Some attorneys and activists accuse PG&E of leaving out individual victims to bolster their stock prices.
Pacific Gas and Electric (PG&E) has finalized an $11 billion settlement for insurance companies covering victims of several California wildfires.
Fox KTVU reports that the final agreement was announced Monday. It covers claimants who suffered damages in a series of wildfires that took place in 2017 and 2018, including one in Camp which killed 86 people.
“We continue to make progress on doing what’s right for the communities, businesses, and individuals affected by the devastating wildfires,” said PG&E CEO and President Bill Johnson. “PG&E remains committed to working with the individual victims to fairly and reasonably resolve their claims and will continue to work to do so while we remain focused on safely and reliably delivering energy to our customers, improving our systems and infrastructures, and continuing to support California’s clean energy goals.”
According to the Wall Street Journal, the settlement is the second major agreement the company has reached in the past several months. In June, PG&E said it’d pay $1 billion to local governments and state agencies affected by the wildfires.
However, attorneys for some individual victims have been critical of PG&E’s negotiations.

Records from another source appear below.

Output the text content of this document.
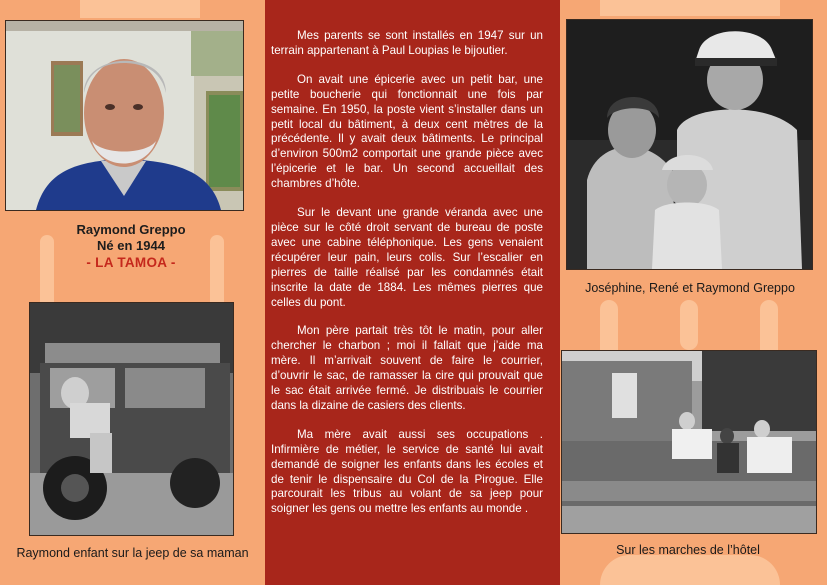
Raymond Greppo
Né en 1944
- LA TAMOA -
Raymond enfant sur la jeep de sa maman

Mes parents se sont installés en 1947 sur un terrain appartenant à Paul Loupias le bijoutier.

On avait une épicerie avec un petit bar, une petite boucherie qui fonctionnait une fois par semaine. En 1950, la poste vient s’installer dans un petit local du bâtiment, à deux cent mètres de la précédente. Il y avait deux bâtiments. Le principal d’environ 500m2 comportait une grande pièce avec l’épicerie et le bar. Un second accueillait des chambres d’hôte.

Sur le devant une grande véranda avec une pièce sur le côté droit servant de bureau de poste avec une cabine téléphonique. Les gens venaient récupérer leur pain, leurs colis. Sur l’escalier en pierres de taille réalisé par les condamnés était inscrite la date de 1884. Les mêmes pierres que celles du pont.

Mon père partait très tôt le matin, pour aller chercher le charbon ; moi il fallait que j’aide ma mère. Il m’arrivait souvent de faire le courrier, d’ouvrir le sac, de ramasser la cire qui prouvait que le sac était arrivée fermé. Je distribuais le courrier dans la dizaine de casiers des clients.

Ma mère avait aussi ses occupations . Infirmière de métier, le service de santé lui avait demandé de soigner les enfants dans les écoles et de tenir le dispensaire du Col de la Pirogue. Elle parcourait les tribus au volant de sa jeep pour soigner les gens ou mettre les enfants au monde .

Joséphine, René et Raymond Greppo
Sur les marches de l’hôtel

“PG&E is taking money out of the pockets of people whose homes and businesses it burned down and handing the money to insurance companies to buy their cooperation,” said attorney Cecily Dumas. “This settlement violates the rights of victims under California law to be compensated first. The settlement shows that PG&E puts victims’ needs last.”
The WSJ notes that this month’s settlement was negotiated with insurance carriers holding about 85% of insurance subrogation claims against Pacific Gas.
“This is just a blatant move on their part to help wealthy hedge funds and Wall Street,” Patrick McCallum, co-chair of wildfire victims advocacy group Up From the Ashes, told Bloomberg. “They are more worried about their stock price and the hedge funds that hold their stock than the victims.”
PG&E, for its part, believes $11 billion will be adequate to resolve any outstanding claims—those brought by insurance companies, as well as those filed by individual plaintiffs.
With its deal finalized, Pacific Gas will try recovering its losses. The public utility—which covers around 16 million Californians—declared bankruptcy at the beginning of 2019, citing the tens of billions of dollars in wildfire damages it may liable for.
In the meantime, PG&E has initiating a system-wide inspection of its infrastructure grid, repairing thousands of miles of wires. The company is also trying to balance demands from state legislators, claimants and its own shareholders, all of whom have an interest in seeing it returned to a stable financial footing.